The work relates to four stations — 51st St., Halsted, Cottage Grove and Kedzie.
“CTA infrastructure projects provide us with an opportunity to invest not only in CTA property, but in Chicago’s local businesses,” Emanuel said in a statement. “This program gives contractors the tools and education they need to bid on large-scale CTA capital investment projects, which will generate new economic opportunities that reach neighborhoods throughout Chicago.”
The program participants engaged in a five-course educational series hosted by CTA and received instruction from key CTA contractors who provided their insight on best practices, managing and understanding projects, project reporting and other subject areas. Training for new participants will continue in the fall of 2017 with most work occurring in 2018.
“The Green Line Small Business Initiative is proof of CTA’s continued investment in the people and communities we serve,” Carter said. “By teaching contractors the skills they need to work with a large agency such as CTA, we help empower them to compete on a broader playing field.”
This initiative continues CTA’s unique model for business education and outreach, which began during the Red Line South reconstruction project in 2013. During the five-month long reconstruction, which completely rebuilt the 10.2-mile stretch just north of Cermak-Chinatown to 95th St., CTA exceeded its DBE participation goals by working with 39 minority-owned companies. Additionally, rebuilding the 44-year-old track offered DBEs the opportunity to earn $89 million for their work on this historic project.

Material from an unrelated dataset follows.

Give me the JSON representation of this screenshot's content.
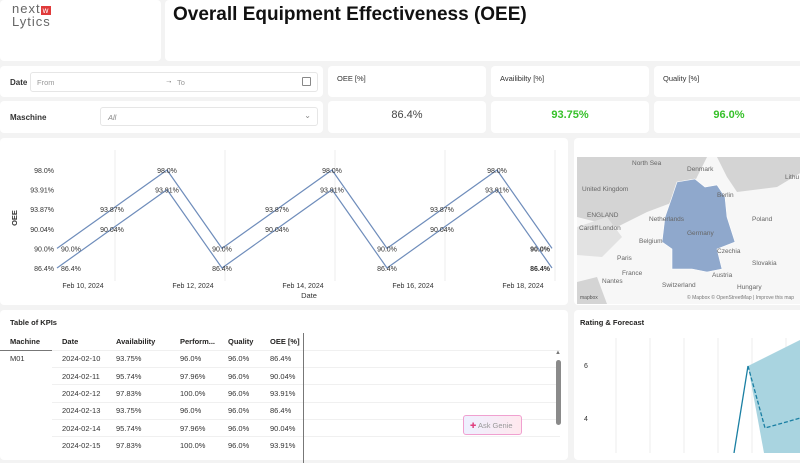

Since Emanuel took office, the CTA has undertaken 46 station modernizations or comprehensive rehabilitations, the city says in its news release.
Earlier in the month, Emanuel and Chicago Department of Planning and Development (CPD) commissioner David Reifman announced many of the city’s largest construction projects will now be required to report on their efforts to solicit and hire minority- and women-owned business (MBE/WBE).
The action was taken through an executive order signed by Emanuel, which requires developers seeking Planned Development (PD) zoning approvals by the Chicago Plan Commission to submit signed affidavits about their efforts to promote and incorporate participation by certified MBE/WBE firms and plans for local hiring.